The fighting also happens between lions who share abutting enclosures; they are often seen growling, snarling and pouncing at one another from behind their fences. Lions in photos with guests, however, seem so calm they nearly look asleep — which could mean the animals are drugged to make them less dangerous to guests, a common practice at some similar attractions.
Given the animals’ reclusive nature toward humans in the wild, combined with the stress of captivity, the constant exposure to people during these walkabouts can cause a lot of stress for the animals, Pietsch said.
“As wild animals, they are dangerous and unpredictable and retain their wild instincts no matter how ‘tame’ they may appear,” Pietsch said.
That’s not only dangerous for visitors, but also for the lions. In cases where captive animals harm humans, it’s not uncommon for the animals to be put down, even though they’re just acting out of instinct.
“The stressful interactions with people and typically cruel treatment and handling of big cats for public use only exacerbate the problem; this can result in even the tiniest of actions triggering a big cat to lash out, leading to serious and lasting injuries for people, and often death for the animal itself,” Pietsch said.

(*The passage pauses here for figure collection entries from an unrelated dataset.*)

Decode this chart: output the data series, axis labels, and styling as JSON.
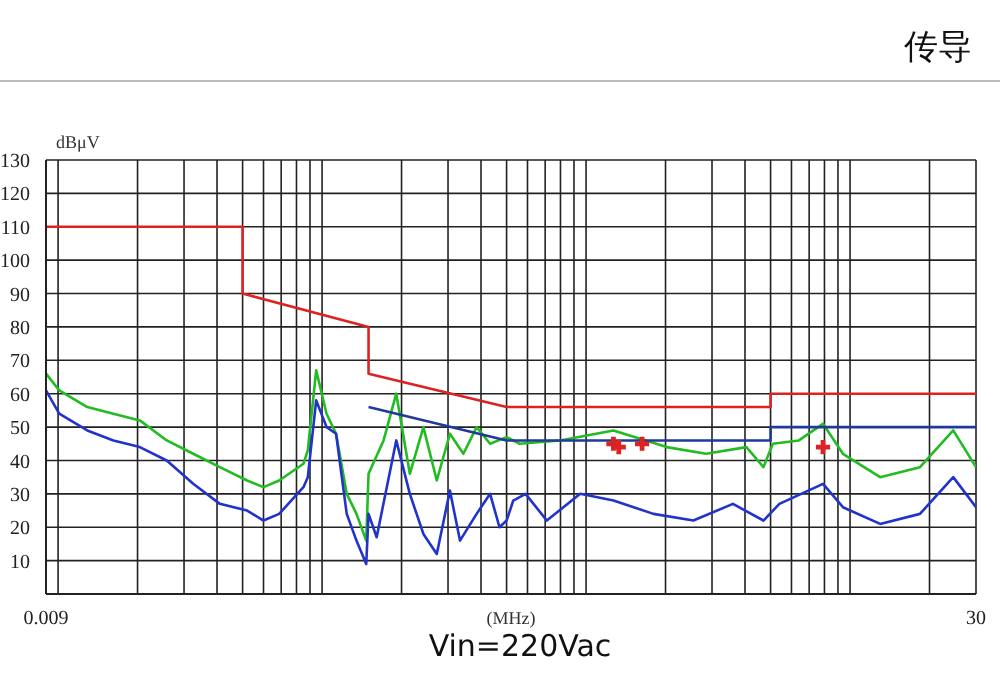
{
  "chart_data": {
    "type": "line",
    "title": "传导",
    "xlabel": "(MHz)",
    "ylabel": "dBμV",
    "annotations": [
      "Vin=220Vac"
    ],
    "log": "x",
    "grid": true,
    "line_style": "solid",
    "xlim": [
      0.009,
      30
    ],
    "xticks": [
      0.009,
      {
        "value": 0.01,
        "label": null
      },
      {
        "value": 0.02,
        "label": null
      },
      {
        "value": 0.03,
        "label": null
      },
      {
        "value": 0.04,
        "label": null
      },
      {
        "value": 0.05,
        "label": null
      },
      {
        "value": 0.06,
        "label": null
      },
      {
        "value": 0.07,
        "label": null
      },
      {
        "value": 0.08,
        "label": null
      },
      {
        "value": 0.09,
        "label": null
      },
      {
        "value": 0.1,
        "label": null
      },
      {
        "value": 0.2,
        "label": null
      },
      {
        "value": 0.3,
        "label": null
      },
      {
        "value": 0.4,
        "label": null
      },
      {
        "value": 0.5,
        "label": null
      },
      {
        "value": 0.6,
        "label": null
      },
      {
        "value": 0.7,
        "label": null
      },
      {
        "value": 0.8,
        "label": null
      },
      {
        "value": 0.9,
        "label": null
      },
      {
        "value": 1,
        "label": null
      },
      {
        "value": 2,
        "label": null
      },
      {
        "value": 3,
        "label": null
      },
      {
        "value": 4,
        "label": null
      },
      {
        "value": 5,
        "label": null
      },
      {
        "value": 6,
        "label": null
      },
      {
        "value": 7,
        "label": null
      },
      {
        "value": 8,
        "label": null
      },
      {
        "value": 9,
        "label": null
      },
      {
        "value": 10,
        "label": null
      },
      {
        "value": 20,
        "label": null
      },
      30
    ],
    "ylim": [
      0,
      130
    ],
    "yticks": [
      {
        "value": 0,
        "label": null
      },
      10,
      20,
      30,
      40,
      50,
      60,
      70,
      80,
      90,
      100,
      110,
      120,
      130
    ],
    "series": [
      {
        "type": "line",
        "color": "#22bb22",
        "x": [
          0.009,
          0.0101,
          0.0129,
          0.0162,
          0.0204,
          0.0258,
          0.0325,
          0.041,
          0.052,
          0.06,
          0.0688,
          0.085,
          0.0883,
          0.095,
          0.104,
          0.113,
          0.124,
          0.135,
          0.147,
          0.15,
          0.171,
          0.191,
          0.215,
          0.242,
          0.272,
          0.305,
          0.343,
          0.385,
          0.433,
          0.5,
          0.56,
          0.797,
          1.27,
          2.02,
          2.85,
          4.05,
          4.7,
          5.1,
          6.4,
          7.9,
          9.4,
          13,
          18.4,
          24.6,
          30
        ],
        "values": [
          66,
          61,
          56,
          54,
          52,
          46,
          42,
          38,
          34,
          32,
          34,
          39,
          43,
          67,
          54,
          48,
          30,
          24,
          16,
          36,
          46,
          60,
          36,
          50,
          34,
          48,
          42,
          50,
          45,
          47,
          45,
          46,
          49,
          44,
          42,
          44,
          38,
          45,
          46,
          51,
          42,
          35,
          38,
          49,
          38
        ]
      },
      {
        "type": "line",
        "color": "#2233cc",
        "x": [
          0.009,
          0.0101,
          0.0129,
          0.0162,
          0.0204,
          0.0258,
          0.0325,
          0.041,
          0.052,
          0.06,
          0.0688,
          0.085,
          0.0883,
          0.095,
          0.104,
          0.113,
          0.124,
          0.135,
          0.147,
          0.15,
          0.161,
          0.191,
          0.215,
          0.242,
          0.272,
          0.305,
          0.333,
          0.385,
          0.433,
          0.47,
          0.5,
          0.53,
          0.59,
          0.71,
          0.95,
          1.27,
          1.8,
          2.55,
          3.6,
          4.7,
          5.4,
          7.9,
          9.4,
          13,
          18.4,
          24.6,
          30
        ],
        "values": [
          61,
          54,
          49,
          46,
          44,
          40,
          33,
          27,
          25,
          22,
          24,
          32,
          35,
          58,
          50,
          48,
          24,
          16,
          9,
          24,
          17,
          46,
          30,
          18,
          12,
          31,
          16,
          24,
          30,
          20,
          22,
          28,
          30,
          22,
          30,
          28,
          24,
          22,
          27,
          22,
          27,
          33,
          26,
          21,
          24,
          35,
          26
        ]
      },
      {
        "type": "line",
        "color": "#dd2222",
        "x": [
          0.009,
          0.05,
          0.05,
          0.15,
          0.15,
          0.5,
          5,
          5,
          30
        ],
        "values": [
          110,
          110,
          90,
          80,
          66,
          56,
          56,
          60,
          60
        ]
      },
      {
        "type": "line",
        "color": "#1f3a99",
        "x": [
          0.15,
          0.5,
          5,
          5,
          30
        ],
        "values": [
          56,
          46,
          46,
          50,
          50
        ]
      },
      {
        "type": "scatter",
        "color": "#dd2222",
        "marker": "cross",
        "x": [
          1.27,
          1.33,
          1.63,
          7.9
        ],
        "values": [
          45,
          44,
          45,
          44
        ]
      }
    ]
  }
}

While the park has garnered plenty of critics, spreading the word about how reckless this is for both people and animals will likely be the only way to deter the hands-on interactions.
“Four Paws urges the public to never participate in shows where you can interact with wild animals like tigers, lions, bears, apes, etc.,” Pietsch said. “Facilities that offer visitors a chance to feed, walk, pet or swim with an animal are in no way beneficial to that animal and pose a serious public safety risk.”